Non Small Cell Lung Cancer Clinical Trial
Official title:
Ph1 Study of the Safety, PK, and PDn of Escalating Oral Doses of the Glutaminase Inhibitor CB-839, as a Single Agent and in Combination With Standard Chemotherapy in Patients With Advanced and/or Treatment-Refractory Solid Tumors
Many tumor cells, in contrast to normal cells, have been shown to require the amino acid glutamine to produce energy for growth and survival. To exploit the dependence of tumors on glutamine, CB-839, a potent and selective inhibitor of the first enzyme in glutamine utilization, glutaminase, will be tested in this Phase 1 study in patients with solid tumors.
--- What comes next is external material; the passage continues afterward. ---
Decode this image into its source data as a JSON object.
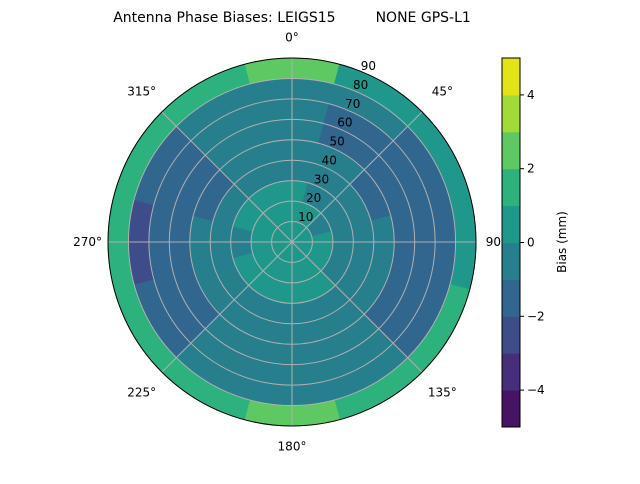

This study is an open-label Phase 1 evaluation of CB-839 in patients with advanced solid tumors. The study will be conducted in 2 parts. Part 1 is a dose escalation study enrolling patients with locally-advanced, metastatic and/or refractory solid tumors to receive CB-839 capsules orally twice or three times daily. In Part 2, patients with each of the following diseases will be enrolled: A) Triple-Negative Breast Cancer, B) Non-Small Cell Lung Cancer (adenocarcinoma), C) Renal Cell Cancer, D) Mesothelioma, E) Fumarate hydratase (FH)-deficient tumors, F) Succinate dehydrogenase (SDH)-deficient gastrointestinal stromal tumors (GIST), G) SDH-deficient non-GIST tumors, H) tumors harboring mutations in isocitrate dehydrogenase-1 (IDH1) or IDH2, and I) cMyc mutation tumors. As an extension of Parts 1 & 2, patients will be treated with CB-839 in combination with standard chemotherapy. Combination groups include: Pac-CB, CBE, CB-Erl, CBD, and CB-Cabo. Pac-CB: patients with locally-advanced or metastatic TNBC will be treated with paclitaxel and CB-839. CBE: patients with advanced clear cell RCC or papillary RCC will be treated with everolimus in combination with CB-839. CB-Erl: patients with advanced NSCLC lacking the T790M EGFR mutation will be treated with erlotinib and CB-839. CBD: patients with NSCLC harboring KRAS mutation will be treated with docetaxel and CB-839. CB-Cabo: patients with histologically confirmed diagnosis of locally-advanced, inoperable or metastatic RCC treated with cabozantinib in combination with CB-839. All patients will be assessed for safety, pharmacokinetics (plasma concentration of drug), pharmacodynamics (inhibition of glutaminase), biomarkers (biochemical markers that may predict responsiveness in later studies), and tumor response.